The recent arrest of four foreign Christian missionaries in Benghazi, Libya’s biggest eastern city, on charges of proselytising, still a crime under a law inherited from the Qaddafi era, is a reminder of how much Libya needs a constitution to clarify what the new order permits.

Other laws from the past are further deterring investment. The congress has failed to revoke a law enacted by the previous administration, known as the “national transitional council”, which limits foreign ownership in a Libyan company to 49%. Jocularly known as “the oligarchs’ law”, since it favours rich Libyans who did well under Qaddafi, it has put off many foreign businessmen from investing in companies they are not allowed to control.
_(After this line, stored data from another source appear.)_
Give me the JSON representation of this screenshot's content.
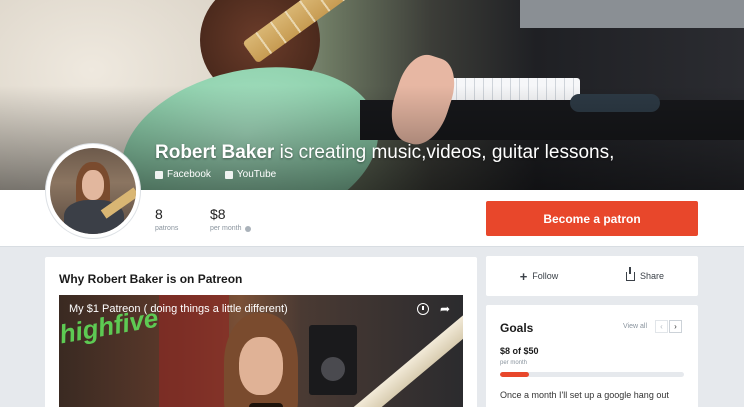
{
  "creator": {
    "name": "Robert Baker",
    "tagline": "is creating music,videos, guitar lessons,"
  },
  "social": [
    {
      "label": "Facebook",
      "icon": "facebook-icon"
    },
    {
      "label": "YouTube",
      "icon": "youtube-icon"
    }
  ],
  "stats": {
    "patrons_count": "8",
    "patrons_label": "patrons",
    "amount": "$8",
    "amount_label": "per month"
  },
  "cta": {
    "become_label": "Become a patron"
  },
  "about": {
    "heading": "Why Robert Baker is on Patreon",
    "video_title": "My $1 Patreon ( doing things a little different)",
    "video_overlay": "highfive"
  },
  "actions": {
    "follow_label": "Follow",
    "share_label": "Share"
  },
  "goals": {
    "heading": "Goals",
    "view_all": "View all",
    "prev_glyph": "‹",
    "next_glyph": "›",
    "amount": "$8 of $50",
    "per": "per month",
    "progress_fraction": 0.16,
    "description": "Once a month I'll set up a google hang out"
  },
  "colors": {
    "accent": "#e8472b",
    "cover_text": "#ffffff"
  }
}
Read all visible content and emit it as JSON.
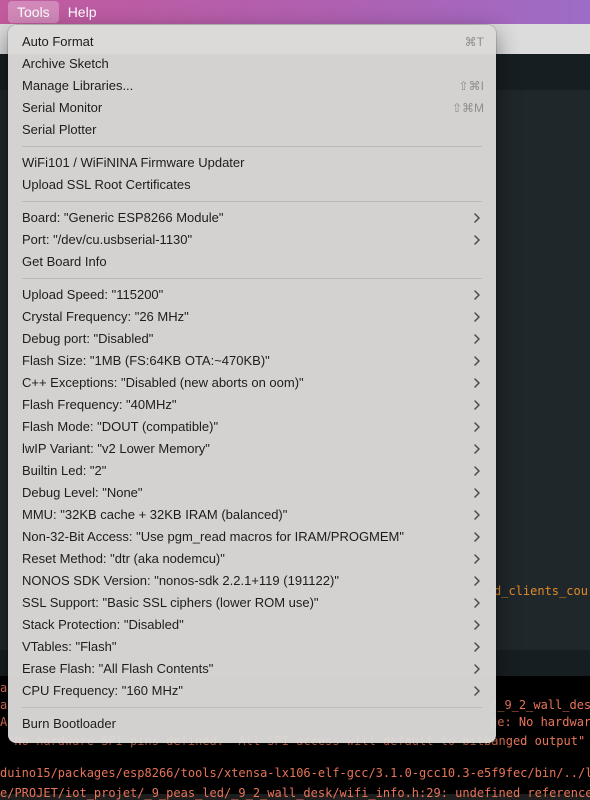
{
  "menubar": {
    "tools": "Tools",
    "help": "Help"
  },
  "editor_peek": {
    "right_code": "d_clients_cou"
  },
  "console": {
    "lines": [
      "a",
      "a",
      "A",
      " \"No hardware SPI pins defined.  All SPI access will default to bitbanged output\"",
      "duino15/packages/esp8266/tools/xtensa-lx106-elf-gcc/3.1.0-gcc10.3-e5f9fec/bin/../l",
      "e/PROJET/iot_projet/_9_peas_led/_9_2_wall_desk/wifi_info.h:29: undefined reference"
    ],
    "right_fragments": [
      "/_9_2_wall_des",
      "ge: No hardwar"
    ]
  },
  "menu": {
    "groups": [
      [
        {
          "label": "Auto Format",
          "shortcut": "⌘T"
        },
        {
          "label": "Archive Sketch",
          "shortcut": ""
        },
        {
          "label": "Manage Libraries...",
          "shortcut": "⇧⌘I"
        },
        {
          "label": "Serial Monitor",
          "shortcut": "⇧⌘M"
        },
        {
          "label": "Serial Plotter",
          "shortcut": ""
        }
      ],
      [
        {
          "label": "WiFi101 / WiFiNINA Firmware Updater",
          "shortcut": ""
        },
        {
          "label": "Upload SSL Root Certificates",
          "shortcut": ""
        }
      ],
      [
        {
          "label": "Board: \"Generic ESP8266 Module\"",
          "submenu": true
        },
        {
          "label": "Port: \"/dev/cu.usbserial-1130\"",
          "submenu": true
        },
        {
          "label": "Get Board Info",
          "submenu": false
        }
      ],
      [
        {
          "label": "Upload Speed: \"115200\"",
          "submenu": true
        },
        {
          "label": "Crystal Frequency: \"26 MHz\"",
          "submenu": true
        },
        {
          "label": "Debug port: \"Disabled\"",
          "submenu": true
        },
        {
          "label": "Flash Size: \"1MB (FS:64KB OTA:~470KB)\"",
          "submenu": true
        },
        {
          "label": "C++ Exceptions: \"Disabled (new aborts on oom)\"",
          "submenu": true
        },
        {
          "label": "Flash Frequency: \"40MHz\"",
          "submenu": true
        },
        {
          "label": "Flash Mode: \"DOUT (compatible)\"",
          "submenu": true
        },
        {
          "label": "lwIP Variant: \"v2 Lower Memory\"",
          "submenu": true
        },
        {
          "label": "Builtin Led: \"2\"",
          "submenu": true
        },
        {
          "label": "Debug Level: \"None\"",
          "submenu": true
        },
        {
          "label": "MMU: \"32KB cache + 32KB IRAM (balanced)\"",
          "submenu": true
        },
        {
          "label": "Non-32-Bit Access: \"Use pgm_read macros for IRAM/PROGMEM\"",
          "submenu": true
        },
        {
          "label": "Reset Method: \"dtr (aka nodemcu)\"",
          "submenu": true
        },
        {
          "label": "NONOS SDK Version: \"nonos-sdk 2.2.1+119 (191122)\"",
          "submenu": true
        },
        {
          "label": "SSL Support: \"Basic SSL ciphers (lower ROM use)\"",
          "submenu": true
        },
        {
          "label": "Stack Protection: \"Disabled\"",
          "submenu": true
        },
        {
          "label": "VTables: \"Flash\"",
          "submenu": true
        },
        {
          "label": "Erase Flash: \"All Flash Contents\"",
          "submenu": true
        },
        {
          "label": "CPU Frequency: \"160 MHz\"",
          "submenu": true
        }
      ],
      [
        {
          "label": "Burn Bootloader",
          "submenu": false
        }
      ]
    ]
  },
  "colors": {
    "menu_text": "#1d1d1d",
    "shortcut_text": "#8e8e8e",
    "console_text": "#e8755a"
  }
}
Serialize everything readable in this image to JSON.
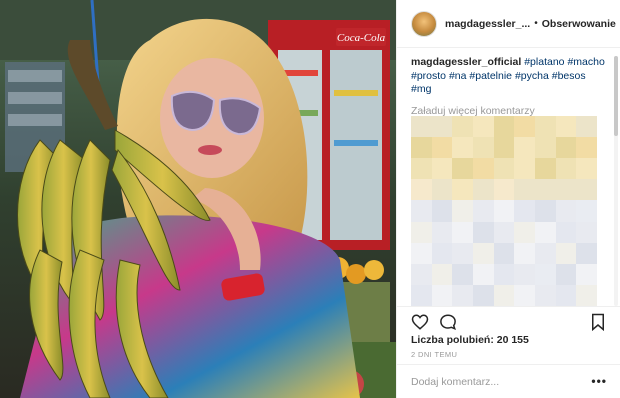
{
  "post": {
    "username": "magdagessler_...",
    "follow_label": "Obserwowanie",
    "caption_author": "magdagessler_official",
    "caption_tags": [
      "#platano",
      "#macho",
      "#prosto",
      "#na",
      "#patelnie",
      "#pycha",
      "#besos",
      "#mg"
    ],
    "load_more_label": "Załaduj więcej komentarzy",
    "likes_label": "Liczba polubień: 20 155",
    "date_label": "2 DNI TEMU",
    "comment_placeholder": "Dodaj komentarz...",
    "more_label": "•••"
  },
  "photo": {
    "sign_brand": "Coca-Cola"
  },
  "icons": {
    "like": "heart-icon",
    "comment": "comment-bubble-icon",
    "save": "bookmark-icon",
    "more": "more-options-icon"
  },
  "colors": {
    "hashtag": "#003569",
    "muted": "#999999",
    "border": "#efefef"
  }
}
Meanwhile, violence persists, especially on the country’s periphery. Jihadist militias have reappeared in the east, running checkpoints in Benghazi and in Derna, further east along the coast, which has long had a reputation for hosting extreme Islamists. Five months after such people stormed the American consulate in Benghazi and killed the ambassador there, no one has been charged with the crime.

In the west and south, smugglers and bandits are battling each other to control the flow of petrol, arms, drugs and people across the border. Elsewhere, militias refuse to be integrated into a central security force. The most powerful outfits, in the cities of Misrata and Zintan, which led the revolt against Qaddafi, answer only to the city authorities.

These militias in turn help make up the so-called Libyan Shield, a parallel national force, which operates at the request, rather than at the order, of the defence ministry. Many of these militias are disciplined, but they reinforce a growing impression of a country of city-states.

The civil service is emerging as a particular obstacle to reform. Demonstrators gathered recently to back a proposed law to remove all Qaddafi-era officials from positions of power. “It is necessary to remove them if we want to move forward,” said Idris Nouraddin, a Misrata lawyer. “They may not be bad people, but it is like someone who has been smoking for 40 years. You tell them that this is a new regime, a new way, where nobody smokes, but they have got used to smoking.” Yet if all civil servants who held senior jobs under the previous regime are ousted, the economy may grind even more rapidly to a halt.

The central government’s impotence is illustrated by a visit to Tripoli’s national congress, which has lost physical control of the chamber where it is supposed to sit. Instead, the building is occupied by a group of wounded veterans of the rebellion, who are protesting against the failure of the defence ministry to pay them pensions. Rather than have them thrown out, the lawmakers opted to hold sessions in a tent on the grounds of a local hotel.